Saturday, October 25, 2008

I like Vodka. I also like potatoes. Potatoes and Vodka come from Russia. I like Russia.

Das vidanja. I don't know if I spelled that right, but neither do you because we don't use the same alphabet. So if you're a racist, cultural elitist who doesn't believe in alphabetic relativism then maybe you don't belong in California. Or maybe you do. Or maybe I'm no one to tell you where you belong because you are a human being and that would be both condescending and disrespectful. And so I apologize. And I Love you.

But you're racist, and you hate Russia because of a thing called the Cold War that most of us weren't even alive for. Some of you might consider Russians some potato fermenting, Czar Nicholas deposing, painted egg inside of a painted egg hiding, katorshka eating, Sputnik deploying, Bolshevik revolutionizing arms dealer to Mexico.

And that's not fair to the people that aren't those things.

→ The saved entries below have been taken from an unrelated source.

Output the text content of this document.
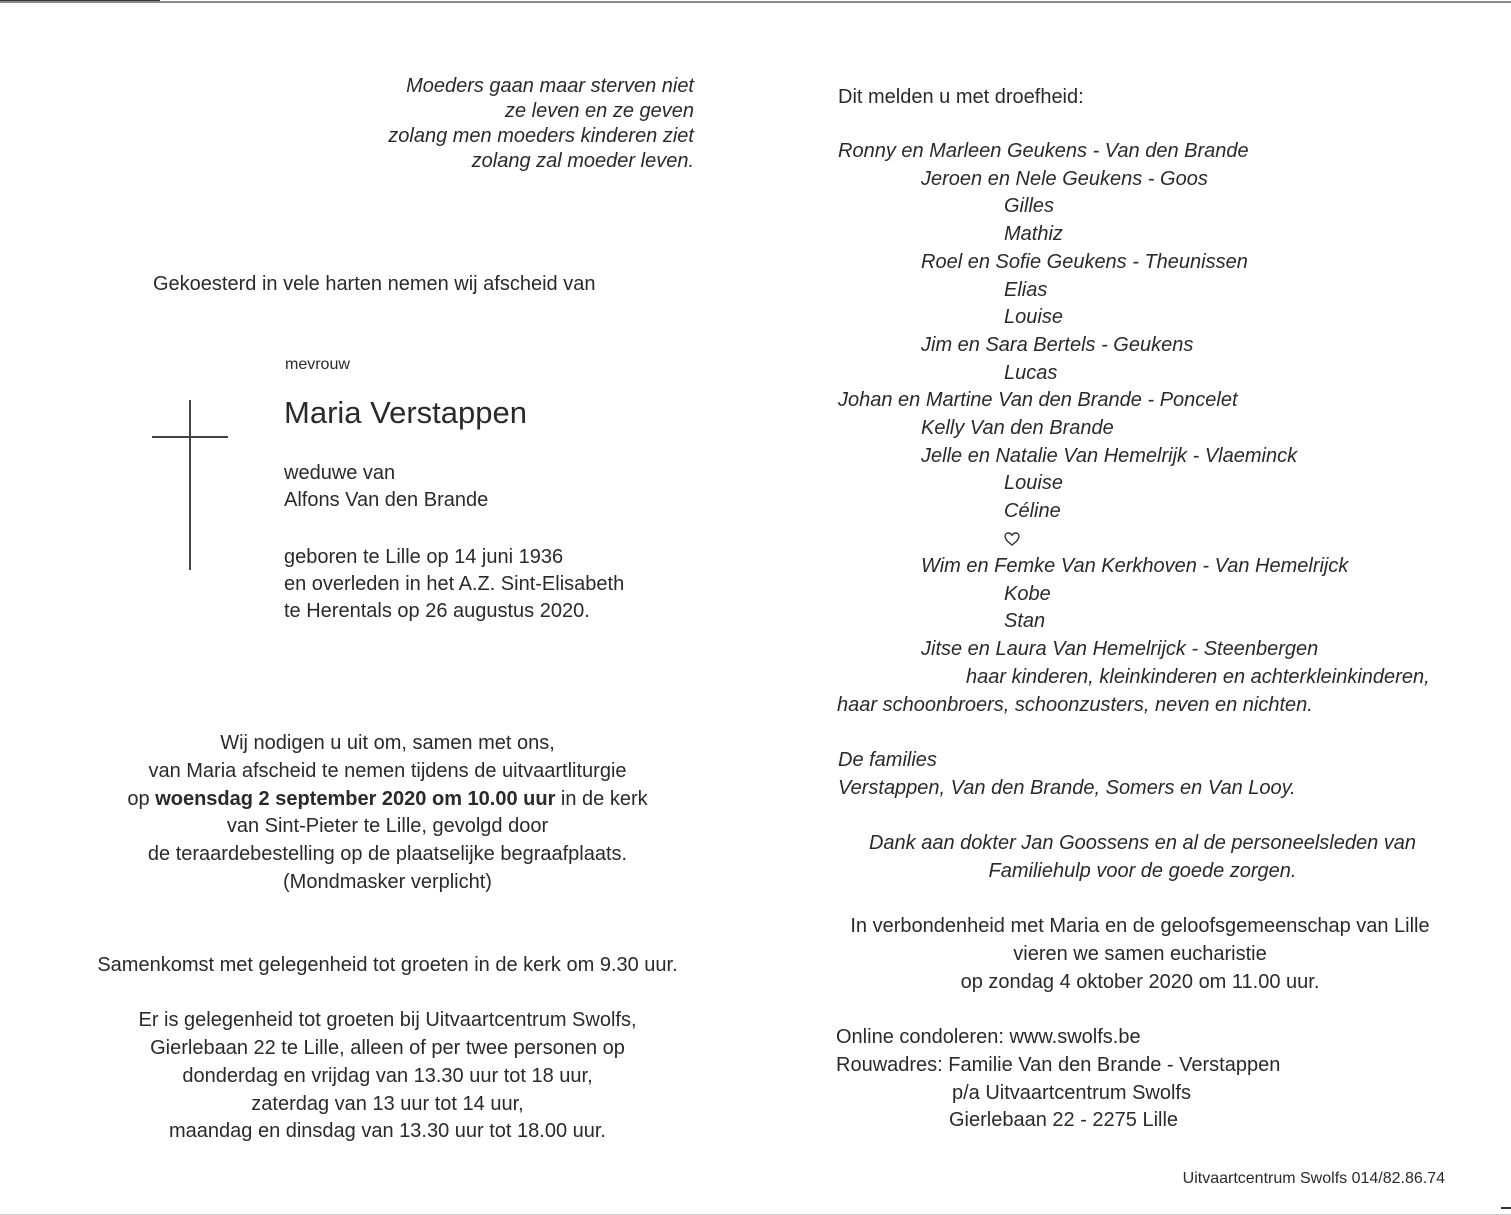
Moeders gaan maar sterven niet
ze leven en ze geven
zolang men moeders kinderen ziet
zolang zal moeder leven.
Gekoesterd in vele harten nemen wij afscheid van
mevrouw
Maria Verstappen
weduwe van
Alfons Van den Brande
geboren te Lille op 14 juni 1936
en overleden in het A.Z. Sint-Elisabeth
te Herentals op 26 augustus 2020.
Wij nodigen u uit om, samen met ons,
van Maria afscheid te nemen tijdens de uitvaartliturgie
op woensdag 2 september 2020 om 10.00 uur in de kerk
van Sint-Pieter te Lille, gevolgd door
de teraardebestelling op de plaatselijke begraafplaats.
(Mondmasker verplicht)
Samenkomst met gelegenheid tot groeten in de kerk om 9.30 uur.
Er is gelegenheid tot groeten bij Uitvaartcentrum Swolfs,
Gierlebaan 22 te Lille, alleen of per twee personen op
donderdag en vrijdag van 13.30 uur tot 18 uur,
zaterdag van 13 uur tot 14 uur,
maandag en dinsdag van 13.30 uur tot 18.00 uur.
Dit melden u met droefheid:
Ronny en Marleen Geukens - Van den Brande
Jeroen en Nele Geukens - Goos
Gilles
Mathiz
Roel en Sofie Geukens - Theunissen
Elias
Louise
Jim en Sara Bertels - Geukens
Lucas
Johan en Martine Van den Brande - Poncelet
Kelly Van den Brande
Jelle en Natalie Van Hemelrijk - Vlaeminck
Louise
Céline
Wim en Femke Van Kerkhoven - Van Hemelrijck
Kobe
Stan
Jitse en Laura Van Hemelrijck - Steenbergen
haar kinderen, kleinkinderen en achterkleinkinderen,
haar schoonbroers, schoonzusters, neven en nichten.
De families
Verstappen, Van den Brande, Somers en Van Looy.
Dank aan dokter Jan Goossens en al de personeelsleden van
Familiehulp voor de goede zorgen.
In verbondenheid met Maria en de geloofsgemeenschap van Lille
vieren we samen eucharistie
op zondag 4 oktober 2020 om 11.00 uur.
Online condoleren: www.swolfs.be
Rouwadres: Familie Van den Brande - Verstappen
p/a Uitvaartcentrum Swolfs
Gierlebaan 22 - 2275 Lille
Uitvaartcentrum Swolfs 014/82.86.74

The few that represent the many. If you're not white, according to my studies at the University of Negrolous Radicalness, you do not experience this phenomenon on a tangible level.

... do you think that I feel sorry for you because sometimes when you go to La Bodega on 3rd Ave., people accuse YOU of being responsible for taking Aztlan? Well. I do. But that's besides the point.

My dear Russians. Matios doesn't blame you for the invasion of South Ossetia. Matios is angered by the stereo-typing. IF FOR NOTHING ELSE, then for the fact that you are the home of the Caucusus mountains.

And it confuses me when I see CAUCasians ... who don't realize they get the name for their socially constructed race from Russia (That place called the CAUCUSUS MOUNTAINS.) ... hating each other. Because then it's like ... no ... you're pale skinned, blue eyed and ski mountains too.

Hmm. So what am I really trying to say? Because as of now my intention seems unclear. That. I'm actually drunk. And the vodka got me thinking. Sike. But. What if that was true. Eff. That'd be a trip.